Probably 2 years ago, I started introducing very basic Romaine lettuce salads as a side at dinner. It started as a couple of bites loaded with dressing gagged down by the boys (then 8, 6 and 4ish), and turned into a regular part of our weeknight dinners over time. They all eat a side salad with a sensible amount of dressing with absolutely no problem now, but all prefer the salad fairly plain: lettuce, spinach (they do best if it’s chopped up and not whole leaves, but that’s fine), a little cheese, maybe some croutons.
We introduce lots of things like this: alongside other things they really like, with a “try a bite or two” rule. I realize there are some foods they’ll never like (Luke STILL can’t eat green beans without gagging), and that’s fine, but repeated exposure to so many things has meant expanded palates and more dinner choices for us.
Jack Henry is easily still the pickiest, but I have to say, he’ll readily try almost anything new. He doesn’t often get a new “favorite” from those tries, but we press on. Bennett is probably the most adventurous eater and frankly, has the biggest appetite…he tries things and generally likes more new things than the others. Luke isn’t far behind Bennett; a tad less adventurous, but occasionally surprising us, like asking for shrimp while on vacation last summer (I eat exactly 0 seafood; Matt loves it, so Luke ate some of Matt’s dinner a time or two).
Back to Monday night’s dinner salad, which consisted of:
Shredded parmesan cheese
Rotisserie chicken breast
Cooked rotini pasta (penne or farfalle would be fine, too)
I told the boys that I’d pile everything on their plate but not mix it up, in case they’d prefer the parts of the salad plain. The 2 older boys sampled the Caesar dressing and wanted that; Jack Henry stuck to his favorite, Zia’s. Luke and Bennett promptly mixed their salads on their plates (we have some these from Nana Jo, and we use them ALL the time! Fun, right?) and ate them like grown humans eat a salad: all mixed up. Jack Henry picked at the components of his, which is fine by me, since he ate his chicken, some of the pasta, and a good amount of lettuce/spinach.
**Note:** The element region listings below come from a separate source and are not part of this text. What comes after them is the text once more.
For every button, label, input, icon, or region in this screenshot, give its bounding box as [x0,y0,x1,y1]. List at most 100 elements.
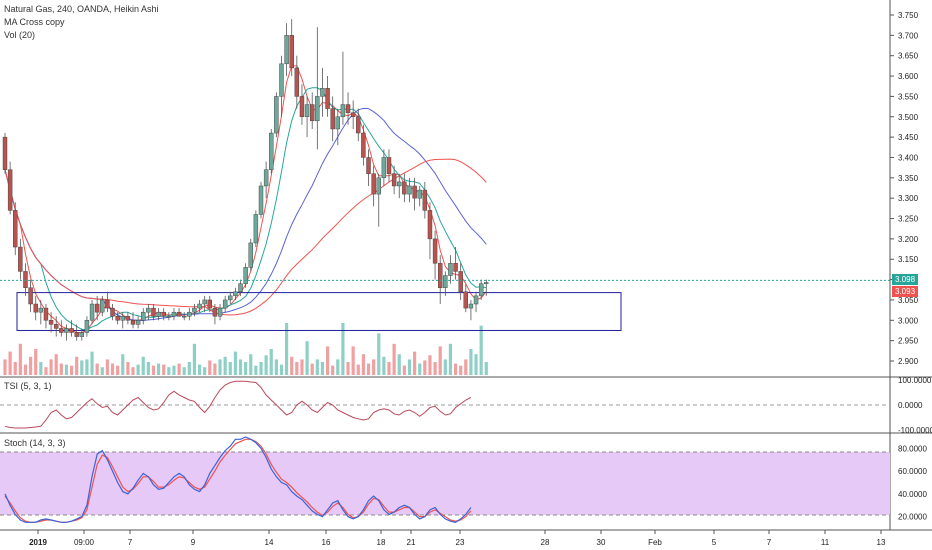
volume-bar [90,351,94,375]
volume-bar [453,363,458,375]
volume-bar [274,359,278,375]
volume-bar [377,333,381,375]
volume-bar [479,325,483,375]
time-tick-label: 13 [877,538,886,547]
stoch-axis[interactable]: 80.0000 60.0000 40.0000 20.0000 [898,444,927,521]
candle-body [43,307,49,321]
volume-bar [121,354,125,375]
volume-bar [423,360,427,375]
candle-body [7,169,13,211]
price-tick-label: 3.300 [898,194,919,203]
candle-body [79,332,85,337]
stoch-label[interactable]: Stoch (14, 3, 3) [4,438,66,448]
candle-body [304,104,310,117]
candle-body [453,263,458,272]
price-axis[interactable]: 3.750 3.700 3.650 3.600 3.550 3.500 3.450 3.400… [890,11,919,366]
volume-bar [167,367,171,375]
stoch-tick-label: 60.0000 [898,467,927,476]
volume-bar [110,363,115,375]
price-tick-label: 3.400 [898,153,919,162]
candle-body [94,303,100,313]
volume-bar [39,362,43,375]
time-tick-label: 14 [265,538,274,547]
candle-body [315,96,320,122]
candle-body [243,267,248,284]
volume-bar [197,364,202,375]
volume-bar [192,343,197,375]
volume-bar [95,363,99,375]
candle-body [64,328,69,333]
volume-bar [116,365,120,375]
candle-body [161,311,166,317]
candle-body [289,35,294,69]
time-tick-label: 5 [712,538,717,547]
candle-body [156,311,161,317]
volume-bar [8,351,12,375]
candle-body [366,157,371,174]
volume-bar [433,362,437,375]
stoch-pane[interactable] [0,436,890,523]
volume-bar [136,364,140,375]
tsi-tick-label: 100.0000 [898,376,932,385]
candle-body [432,238,438,264]
price-zone-box[interactable] [16,292,622,331]
tsi-pane[interactable] [0,380,890,429]
volume-bar [75,356,79,375]
candle-body [335,116,340,130]
candle-body [166,316,172,318]
price-tick-label: 3.600 [898,72,919,81]
volume-bar [264,355,268,375]
candle-body [320,88,325,97]
volume-bar [59,363,63,375]
candle-body [23,271,28,288]
volume-bar [177,363,181,375]
tsi-axis[interactable]: 100.0000 0.0000 -100.0000 [898,376,932,435]
time-tick-label: Feb [648,538,662,547]
volume-bar [187,362,191,375]
close-price-tag: 3.093 [892,286,919,298]
candle-body [356,116,361,134]
time-axis[interactable]: 2019 09:00 7 9 14 16 18 21 23 28 30 Feb 5 7 11 13 [29,530,886,547]
volume-bar [100,367,104,375]
candle-body [59,328,64,333]
volume-bar [351,346,355,375]
volume-bar [315,359,319,375]
volume-bar [157,363,161,375]
volume-bar [151,365,156,375]
tsi-label[interactable]: TSI (5, 3, 1) [4,381,52,391]
time-tick-label: 7 [128,538,133,547]
time-tick-label: 11 [821,538,830,547]
candle-body [412,185,417,199]
volume-bar [295,362,299,375]
volume-bar [428,355,432,375]
volume-bar [203,367,207,375]
candle-body [340,104,346,117]
candle-body [2,136,8,170]
stoch-tick-label: 40.0000 [898,490,927,499]
ma-indicator-label[interactable]: MA Cross copy [4,17,65,27]
volume-bar [382,356,386,375]
time-tick-label: 21 [407,538,416,547]
price-tick-label: 3.550 [898,92,919,101]
volume-bar [223,356,227,375]
candle-body [13,210,18,248]
candle-body [110,307,115,317]
candle-body [217,307,223,317]
price-tick-label: 3.000 [898,316,919,325]
volume-bar [126,362,130,375]
candle-body [105,299,110,309]
volume-bar [366,363,371,375]
candle-body [376,177,381,195]
candle-body [371,173,376,195]
volume-bar [49,359,53,375]
volume-indicator-label[interactable]: Vol (20) [4,30,36,40]
candle-body [284,35,289,65]
candle-body [274,96,279,134]
price-tick-label: 3.700 [898,31,919,40]
volume-bar [290,356,294,375]
candle-body [141,311,146,321]
volume-bar [249,354,253,375]
time-tick-label: 9 [191,538,196,547]
volume-bar [402,365,406,375]
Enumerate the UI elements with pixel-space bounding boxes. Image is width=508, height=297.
do you love the leftover jimmy john’s napkins? classy.
yum. i was so happy that there were leftovers the next day!
On to Tuesday night’s dinner: soup in a bread bowl. The boys used to HATE soup, so I’ve always always served it with some kind of bread. I feel like it softens the blow of a food they don’t like, you know? Well, over time, they’ve gotten to the point of liking a couple of different soups, so I thought bread bowls would be fun. The older 2 loved it…Bennett had seconds on the soup! JH still doesn’t like soup, so he picked at the parts of his he liked, and of course, loved the bread bowl. No kid has ever loved carbs like Jack Henry, I tell you.
And Luke made a pronouncement that I’ll not likely forget: “Mom, you’re right about trying things a lot of times. What’s that called? Repeated exposure? Yeah. It really works.”
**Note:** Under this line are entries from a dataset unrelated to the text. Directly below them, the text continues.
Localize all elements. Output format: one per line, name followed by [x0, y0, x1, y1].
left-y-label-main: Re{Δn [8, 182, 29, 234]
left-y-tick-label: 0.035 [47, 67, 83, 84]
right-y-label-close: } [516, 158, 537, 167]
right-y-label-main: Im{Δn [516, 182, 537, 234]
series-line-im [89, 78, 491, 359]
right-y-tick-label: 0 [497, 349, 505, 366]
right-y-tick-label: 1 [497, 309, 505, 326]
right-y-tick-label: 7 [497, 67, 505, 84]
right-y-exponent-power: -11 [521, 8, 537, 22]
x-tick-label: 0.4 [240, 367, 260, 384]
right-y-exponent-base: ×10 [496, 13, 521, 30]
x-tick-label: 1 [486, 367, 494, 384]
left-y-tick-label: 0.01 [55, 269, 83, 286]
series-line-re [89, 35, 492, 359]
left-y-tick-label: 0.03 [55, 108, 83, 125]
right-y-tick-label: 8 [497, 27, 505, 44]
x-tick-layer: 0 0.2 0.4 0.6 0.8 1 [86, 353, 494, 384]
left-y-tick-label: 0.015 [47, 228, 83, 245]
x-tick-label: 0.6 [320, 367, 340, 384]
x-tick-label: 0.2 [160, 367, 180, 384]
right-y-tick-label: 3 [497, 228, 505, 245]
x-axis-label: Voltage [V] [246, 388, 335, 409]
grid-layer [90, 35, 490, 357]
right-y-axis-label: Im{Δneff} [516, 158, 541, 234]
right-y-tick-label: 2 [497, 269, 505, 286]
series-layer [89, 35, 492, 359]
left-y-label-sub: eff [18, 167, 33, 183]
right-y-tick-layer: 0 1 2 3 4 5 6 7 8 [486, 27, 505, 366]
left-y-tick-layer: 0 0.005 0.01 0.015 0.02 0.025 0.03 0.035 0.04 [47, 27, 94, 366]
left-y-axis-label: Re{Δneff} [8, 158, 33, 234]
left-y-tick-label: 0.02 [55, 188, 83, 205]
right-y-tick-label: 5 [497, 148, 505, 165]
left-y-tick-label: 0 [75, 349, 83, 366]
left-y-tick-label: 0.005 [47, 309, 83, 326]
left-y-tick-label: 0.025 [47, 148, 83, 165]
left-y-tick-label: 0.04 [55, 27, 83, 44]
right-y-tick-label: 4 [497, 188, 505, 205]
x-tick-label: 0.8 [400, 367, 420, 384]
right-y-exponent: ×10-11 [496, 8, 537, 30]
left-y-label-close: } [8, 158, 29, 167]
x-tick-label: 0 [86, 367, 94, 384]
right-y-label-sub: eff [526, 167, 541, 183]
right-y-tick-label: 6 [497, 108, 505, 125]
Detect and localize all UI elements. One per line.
Sage parenting advice from the 11-year-old, y’all.
Tonight is steak fajita night (smart shoppers: check your grocery’s meat section for meat that needs to be sold that day…Schnucks has a marked-down section, usually 25% off, where the meat still looks great but just needs to be eaten in the next day or two or frozen immediately.). They won’t eat the vegetables on their fajitas, so they’ll have another vegetable on the side. I’m fine with that, provided they try a bite of a onion or pepper. That’s all I ask.
So if you’re out there wondering if your picky toddler will EVER eat anything normal, I tell you:
1. Stay the course. This can get better.
2. Continue to introduce new or not-favorite things. Repeat exposure is the only way this is going to work. (or, seeing a role model eat the food you want them to eat; peer pressure is a powerful thing)
3. Don’t give in just because it’s easy…you’re in charge here! Pick your battles, but your kid isn’t going to starve if he/she chooses not to eat the dinner you’re serving. You aren’t a short-order cook.
Hang in there, friends! You can do this.